Why was the 2008 Global Financial Crisis such a surprise to a surprising number of economists? A new book, Understanding Global Crises: An Emerging Paradigm by Assaf Razin, suggests one reason is the mental blinkers imposed by the real business cycle worldview, whereby productivity shocks and nominal wage stickiness accounted for most cyclical fluctuations – as long as monetary policy was sensibly guided by a rule that avoided policy shocks. That complacency (as it turned out) has of course evaporated, leaving instead agreement about some aspects of the macroeconomic problem – the zero lower bound problem and role of “unconventional” QE – and wild disagreement about fiscal policy.
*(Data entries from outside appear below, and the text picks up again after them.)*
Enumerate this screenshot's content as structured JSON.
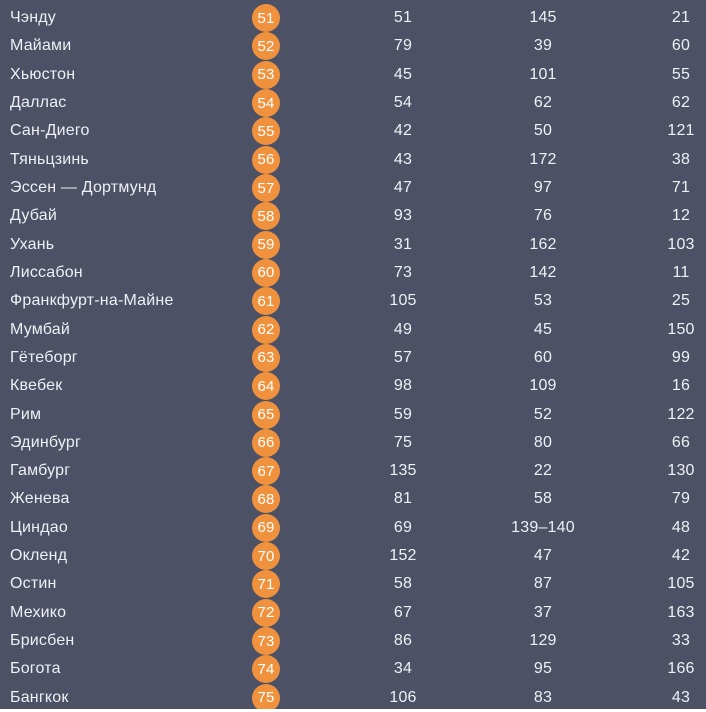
{
  "colors": {
    "background": "#4d5166",
    "badge_fill": "#f0923d",
    "badge_text": "#ffffff",
    "row_text": "#eef0f4",
    "bottom_strip": "#ffffff"
  },
  "chart_data": {
    "type": "table",
    "columns": [
      "city",
      "rank",
      "value_1",
      "value_2",
      "value_3"
    ],
    "rows": [
      {
        "city": "Чэнду",
        "rank": "51",
        "v1": "51",
        "v2": "145",
        "v3": "21"
      },
      {
        "city": "Майами",
        "rank": "52",
        "v1": "79",
        "v2": "39",
        "v3": "60"
      },
      {
        "city": "Хьюстон",
        "rank": "53",
        "v1": "45",
        "v2": "101",
        "v3": "55"
      },
      {
        "city": "Даллас",
        "rank": "54",
        "v1": "54",
        "v2": "62",
        "v3": "62"
      },
      {
        "city": "Сан-Диего",
        "rank": "55",
        "v1": "42",
        "v2": "50",
        "v3": "121"
      },
      {
        "city": "Тяньцзинь",
        "rank": "56",
        "v1": "43",
        "v2": "172",
        "v3": "38"
      },
      {
        "city": "Эссен — Дортмунд",
        "rank": "57",
        "v1": "47",
        "v2": "97",
        "v3": "71"
      },
      {
        "city": "Дубай",
        "rank": "58",
        "v1": "93",
        "v2": "76",
        "v3": "12"
      },
      {
        "city": "Ухань",
        "rank": "59",
        "v1": "31",
        "v2": "162",
        "v3": "103"
      },
      {
        "city": "Лиссабон",
        "rank": "60",
        "v1": "73",
        "v2": "142",
        "v3": "11"
      },
      {
        "city": "Франкфурт-на-Майне",
        "rank": "61",
        "v1": "105",
        "v2": "53",
        "v3": "25"
      },
      {
        "city": "Мумбай",
        "rank": "62",
        "v1": "49",
        "v2": "45",
        "v3": "150"
      },
      {
        "city": "Гётеборг",
        "rank": "63",
        "v1": "57",
        "v2": "60",
        "v3": "99"
      },
      {
        "city": "Квебек",
        "rank": "64",
        "v1": "98",
        "v2": "109",
        "v3": "16"
      },
      {
        "city": "Рим",
        "rank": "65",
        "v1": "59",
        "v2": "52",
        "v3": "122"
      },
      {
        "city": "Эдинбург",
        "rank": "66",
        "v1": "75",
        "v2": "80",
        "v3": "66"
      },
      {
        "city": "Гамбург",
        "rank": "67",
        "v1": "135",
        "v2": "22",
        "v3": "130"
      },
      {
        "city": "Женева",
        "rank": "68",
        "v1": "81",
        "v2": "58",
        "v3": "79"
      },
      {
        "city": "Циндао",
        "rank": "69",
        "v1": "69",
        "v2": "139–140",
        "v3": "48"
      },
      {
        "city": "Окленд",
        "rank": "70",
        "v1": "152",
        "v2": "47",
        "v3": "42"
      },
      {
        "city": "Остин",
        "rank": "71",
        "v1": "58",
        "v2": "87",
        "v3": "105"
      },
      {
        "city": "Мехико",
        "rank": "72",
        "v1": "67",
        "v2": "37",
        "v3": "163"
      },
      {
        "city": "Брисбен",
        "rank": "73",
        "v1": "86",
        "v2": "129",
        "v3": "33"
      },
      {
        "city": "Богота",
        "rank": "74",
        "v1": "34",
        "v2": "95",
        "v3": "166"
      },
      {
        "city": "Бангкок",
        "rank": "75",
        "v1": "106",
        "v2": "83",
        "v3": "43"
      }
    ]
  }
}
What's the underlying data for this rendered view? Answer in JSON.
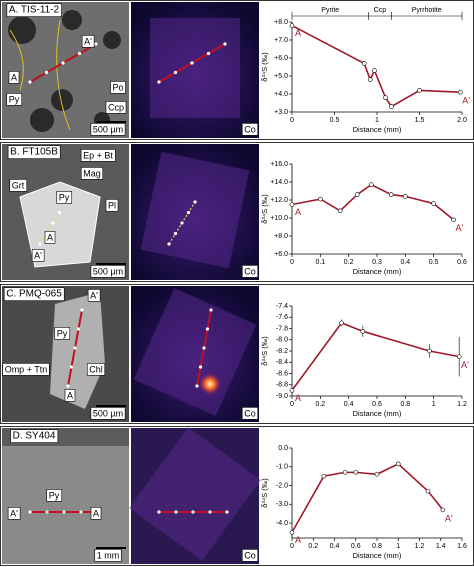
{
  "chart_data": [
    {
      "type": "line",
      "ylabel": "δ³⁴S (‰)",
      "xlabel": "Distance (mm)",
      "x": [
        0,
        0.85,
        0.92,
        0.97,
        1.1,
        1.17,
        1.5,
        1.98
      ],
      "series": [
        {
          "color": "#a0182a",
          "values": [
            7.8,
            5.7,
            4.8,
            5.3,
            3.8,
            3.3,
            4.2,
            4.1
          ]
        }
      ],
      "xlim": [
        0,
        2.0
      ],
      "xticks": [
        0,
        0.5,
        1,
        1.5,
        {
          "value": 2.0,
          "label": "2.0"
        }
      ],
      "ylim": [
        3,
        8
      ],
      "yticks": [
        {
          "value": 8,
          "label": "+8.0"
        },
        {
          "value": 7,
          "label": "+7.0"
        },
        {
          "value": 6,
          "label": "+6.0"
        },
        {
          "value": 5,
          "label": "+5.0"
        },
        {
          "value": 4,
          "label": "+4.0"
        },
        {
          "value": 3,
          "label": "+3.0"
        }
      ],
      "point_labels": [
        "A",
        "A'"
      ],
      "zones": [
        "Pyrite",
        "Ccp",
        "Pyrrhotite"
      ],
      "zone_bounds": [
        0,
        0.9,
        1.17,
        2.0
      ]
    },
    {
      "type": "line",
      "ylabel": "δ³⁴S (‰)",
      "xlabel": "Distance (mm)",
      "x": [
        0,
        0.1,
        0.17,
        0.23,
        0.28,
        0.35,
        0.4,
        0.5,
        0.57
      ],
      "series": [
        {
          "color": "#a0182a",
          "values": [
            11.5,
            12.1,
            10.8,
            12.6,
            13.7,
            12.6,
            12.4,
            11.6,
            9.8
          ]
        }
      ],
      "xlim": [
        0,
        0.6
      ],
      "xticks": [
        0,
        0.1,
        0.2,
        0.3,
        0.4,
        0.5,
        0.6
      ],
      "ylim": [
        6,
        16
      ],
      "yticks": [
        {
          "value": 16,
          "label": "+16.0"
        },
        {
          "value": 14,
          "label": "+14.0"
        },
        {
          "value": 12,
          "label": "+12.0"
        },
        {
          "value": 10,
          "label": "+10.0"
        },
        {
          "value": 8,
          "label": "+8.0"
        },
        {
          "value": 6,
          "label": "+6.0"
        }
      ],
      "point_labels": [
        "A",
        "A'"
      ]
    },
    {
      "type": "line",
      "ylabel": "δ³⁴S (‰)",
      "xlabel": "Distance (mm)",
      "x": [
        0,
        0.35,
        0.5,
        0.97,
        1.18
      ],
      "series": [
        {
          "color": "#a0182a",
          "values": [
            -8.9,
            -7.7,
            -7.85,
            -8.2,
            -8.3
          ],
          "errors": [
            0.05,
            0.06,
            0.1,
            0.12,
            0.35
          ]
        }
      ],
      "xlim": [
        0,
        1.2
      ],
      "xticks": [
        0,
        0.2,
        0.4,
        0.6,
        0.8,
        1,
        1.2
      ],
      "ylim": [
        -9.0,
        -7.4
      ],
      "yticks": [
        -7.4,
        -7.6,
        -7.8,
        {
          "value": -8.0,
          "label": "-8.0"
        },
        -8.2,
        -8.4,
        -8.6,
        -8.8,
        {
          "value": -9.0,
          "label": "-9.0"
        }
      ],
      "point_labels": [
        "A",
        "A'"
      ]
    },
    {
      "type": "line",
      "ylabel": "δ³⁴S (‰)",
      "xlabel": "Distance (mm)",
      "x": [
        0,
        0.3,
        0.5,
        0.6,
        0.8,
        1.0,
        1.28,
        1.42
      ],
      "series": [
        {
          "color": "#a0182a",
          "values": [
            -4.5,
            -1.5,
            -1.3,
            -1.3,
            -1.4,
            -0.85,
            -2.3,
            -3.3
          ]
        }
      ],
      "xlim": [
        0,
        1.6
      ],
      "xticks": [
        0,
        0.2,
        0.4,
        0.6,
        0.8,
        1,
        1.2,
        1.4,
        1.6
      ],
      "ylim": [
        -4.8,
        0
      ],
      "yticks": [
        {
          "value": 0,
          "label": "0.0"
        },
        {
          "value": -1,
          "label": "-1.0"
        },
        {
          "value": -2,
          "label": "-2.0"
        },
        {
          "value": -3,
          "label": "-3.0"
        },
        {
          "value": -4,
          "label": "-4.0"
        }
      ],
      "point_labels": [
        "A",
        "A'"
      ]
    }
  ],
  "panels": [
    {
      "title": "A. TIS-11-2",
      "labels": [
        "A'",
        "A",
        "Py",
        "Po",
        "Ccp"
      ],
      "scale": "500 µm",
      "map": "Co"
    },
    {
      "title": "B. FT105B",
      "labels": [
        "Ep + Bt",
        "Grt",
        "Mag",
        "Py",
        "Pl",
        "A",
        "A'"
      ],
      "scale": "500 µm",
      "map": "Co"
    },
    {
      "title": "C. PMQ-065",
      "labels": [
        "A'",
        "Py",
        "Omp + Ttn",
        "Chl",
        "A"
      ],
      "scale": "500 µm",
      "map": "Co"
    },
    {
      "title": "D. SY404",
      "labels": [
        "A'",
        "Py",
        "A"
      ],
      "scale": "1 mm",
      "map": "Co"
    }
  ]
}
The book starts with a history of the financial crises of the 1990s and 2000s – and you only have to see that history (the Asian crisis, LTCM, the dot com bubble) to be puzzled anew by the widespread belief in permanent stability by the mid-2000s. The second part looks at the various sources of financial fragility: asymmetric information, risk-shifting and risk-taking, excessive optimism, and co-ordination failures. This section presents a model of the optimal amount of insurance against risk-taking financial institutions, taking account of the moral hazard and adverse selection problems. The third section turns to currency and balance of payments crises, and the Eurozone’s unpalatable choices. It is a relatively short book covering in a very elegant way a lot of theoretical and historical territory.
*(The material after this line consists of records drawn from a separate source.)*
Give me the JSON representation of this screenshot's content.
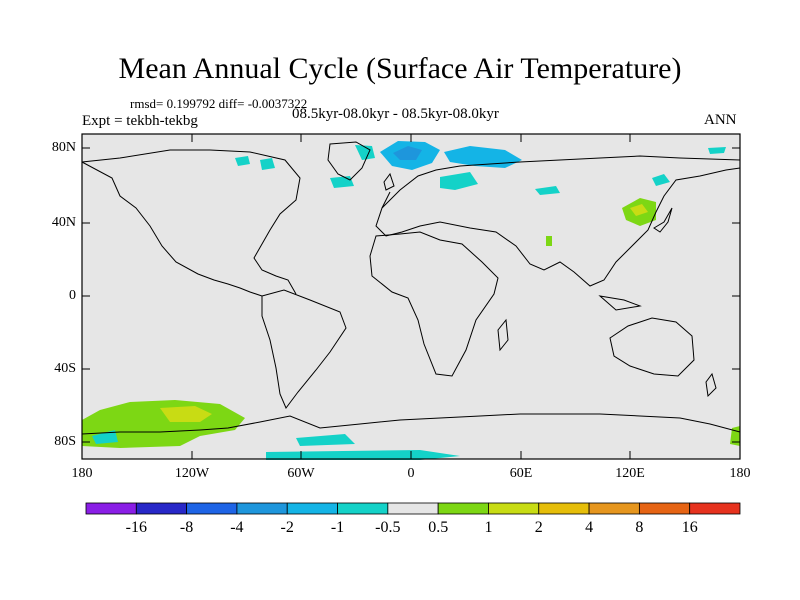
{
  "title": "Mean Annual Cycle (Surface Air Temperature)",
  "stats": "rmsd= 0.199792 diff= -0.0037322",
  "expt": "Expt = tekbh-tekbg",
  "period": "08.5kyr-08.0kyr - 08.5kyr-08.0kyr",
  "season": "ANN",
  "lat_labels": [
    "80N",
    "40N",
    "0",
    "40S",
    "80S"
  ],
  "lon_labels": [
    "180",
    "120W",
    "60W",
    "0",
    "60E",
    "120E",
    "180"
  ],
  "colorbar": {
    "labels": [
      "-16",
      "-8",
      "-4",
      "-2",
      "-1",
      "-0.5",
      "0.5",
      "1",
      "2",
      "4",
      "8",
      "16"
    ],
    "colors": [
      "#8a1ee6",
      "#2828c8",
      "#1e64e6",
      "#1e96dc",
      "#14b4e6",
      "#14d2c8",
      "#e6e6e6",
      "#7dd714",
      "#c8dc14",
      "#e6be0a",
      "#e6961e",
      "#e66414",
      "#e6321e"
    ]
  },
  "map_background": "#e6e6e6"
}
The book concludes that some vital questions remain unanswered by the latest dynamic general equilbrium models it presents – including the most bitterly-disputed policy questions: when should fiscal austerity be implemented to reduce debt levels and unfunded demographic liabilities; when should monetary policy start to be tightened; when does the need to stabilise the financial system outweigh the risks of moral hazard.; and how should monetary policy take account of asset price bubbles during the zero/low interest rate period? These seem pretty fundamental, which I suppose will keep macroeconomists busy for some time.
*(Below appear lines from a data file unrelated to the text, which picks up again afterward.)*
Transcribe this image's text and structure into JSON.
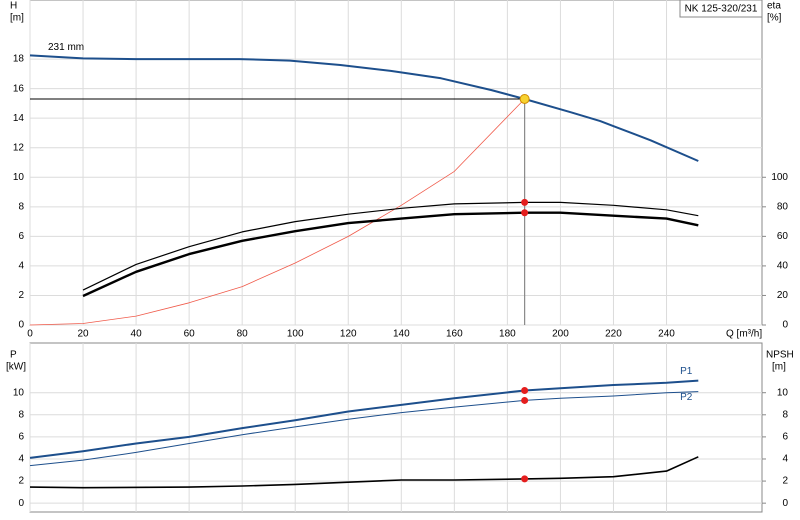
{
  "chart_data": [
    {
      "type": "line",
      "title": "NK 125-320/231",
      "ylabel": "H",
      "yunit": "[m]",
      "y2label": "eta",
      "y2unit": "[%]",
      "xlabel": "Q [m³/h]",
      "xlim": [
        0,
        276
      ],
      "xticks": [
        0,
        20,
        40,
        60,
        80,
        100,
        120,
        140,
        160,
        180,
        200,
        220,
        240
      ],
      "ylim": [
        0,
        22
      ],
      "yticks": [
        0,
        2,
        4,
        6,
        8,
        10,
        12,
        14,
        16,
        18
      ],
      "y2lim": [
        0,
        220
      ],
      "y2ticks": [
        0,
        20,
        40,
        60,
        80,
        100
      ],
      "grid": true,
      "duty_point": {
        "x": 186.5,
        "y": 15.3,
        "color": "#f7d230",
        "dot_color": "#e41e1e"
      },
      "series": [
        {
          "name": "231 mm",
          "color": "#1d4f8c",
          "line_width": 2,
          "x": [
            0,
            20,
            40,
            79,
            98,
            117,
            136,
            155,
            174,
            186.5,
            204,
            215,
            234,
            252
          ],
          "values": [
            18.25,
            18.05,
            18.0,
            18.0,
            17.9,
            17.6,
            17.2,
            16.7,
            15.9,
            15.3,
            14.4,
            13.8,
            12.5,
            11.1
          ]
        },
        {
          "color": "#f05a4a",
          "line_width": 0.8,
          "x": [
            0,
            20,
            40,
            60,
            80,
            100,
            120,
            140,
            160,
            186.5
          ],
          "values": [
            0,
            0.1,
            0.6,
            1.5,
            2.6,
            4.2,
            6.0,
            8.1,
            10.4,
            15.3
          ]
        },
        {
          "color": "#000000",
          "line_width": 1.2,
          "axis": "y2",
          "x": [
            20,
            40,
            60,
            80,
            100,
            120,
            140,
            160,
            186.5,
            200,
            220,
            240,
            252
          ],
          "values": [
            23.6,
            41,
            53,
            63,
            70,
            75,
            79,
            82,
            83,
            83,
            81,
            78,
            74
          ]
        },
        {
          "color": "#000000",
          "line_width": 2.4,
          "axis": "y2",
          "x": [
            20,
            40,
            60,
            80,
            100,
            120,
            140,
            160,
            186.5,
            200,
            220,
            240,
            252
          ],
          "values": [
            19.6,
            36,
            48,
            57,
            63.5,
            69,
            72,
            75,
            76,
            76,
            74,
            72,
            67.5
          ]
        }
      ]
    },
    {
      "type": "line",
      "ylabel": "P",
      "yunit": "[kW]",
      "y2label": "NPSH",
      "y2unit": "[m]",
      "xlim": [
        0,
        276
      ],
      "xticks": [
        0,
        20,
        40,
        60,
        80,
        100,
        120,
        140,
        160,
        180,
        200,
        220,
        240
      ],
      "ylim": [
        -0.8,
        14.5
      ],
      "yticks": [
        0,
        2,
        4,
        6,
        8,
        10
      ],
      "y2lim": [
        -0.8,
        14.5
      ],
      "y2ticks": [
        0,
        2,
        4,
        6,
        8,
        10
      ],
      "grid": true,
      "series": [
        {
          "name": "P1",
          "color": "#1d4f8c",
          "line_width": 2,
          "x": [
            0,
            20,
            40,
            60,
            80,
            100,
            120,
            140,
            160,
            186.5,
            200,
            220,
            240,
            252
          ],
          "values": [
            4.1,
            4.7,
            5.4,
            6.0,
            6.8,
            7.5,
            8.3,
            8.9,
            9.5,
            10.2,
            10.4,
            10.7,
            10.9,
            11.1
          ]
        },
        {
          "name": "P2",
          "color": "#1d4f8c",
          "line_width": 1,
          "x": [
            0,
            20,
            40,
            60,
            80,
            100,
            120,
            140,
            160,
            186.5,
            200,
            220,
            240,
            252
          ],
          "values": [
            3.4,
            3.9,
            4.6,
            5.4,
            6.2,
            6.9,
            7.6,
            8.2,
            8.7,
            9.3,
            9.5,
            9.7,
            10.0,
            10.1
          ]
        },
        {
          "color": "#000000",
          "line_width": 1.6,
          "axis": "y2",
          "x": [
            0,
            20,
            60,
            80,
            100,
            120,
            140,
            160,
            186.5,
            200,
            220,
            240,
            252
          ],
          "values": [
            1.45,
            1.4,
            1.45,
            1.55,
            1.7,
            1.9,
            2.1,
            2.1,
            2.2,
            2.25,
            2.4,
            2.9,
            4.2
          ]
        }
      ]
    }
  ]
}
The book is based on courses Prof Azin has taught since the crisis, and is geared towards a graduate student audience, so it is not one for the general reader interested in the sorry state of the global economy and financial markets, post-2008. It looks like a must-read for relevant courses, however. To me – with a foot in the academic camp but not remotely expert in global macro or finance – it also looks like it’s retrofitting economic theory to events. It is good to have it demonstrated so clearly, as many macroeconomists have assured me, that macro models can accommodate the kinds of event we have experienced in life. But it leaves unanswered the original puzzle – why did so many macroeconomists wear the real business cycle blinkers in the first place?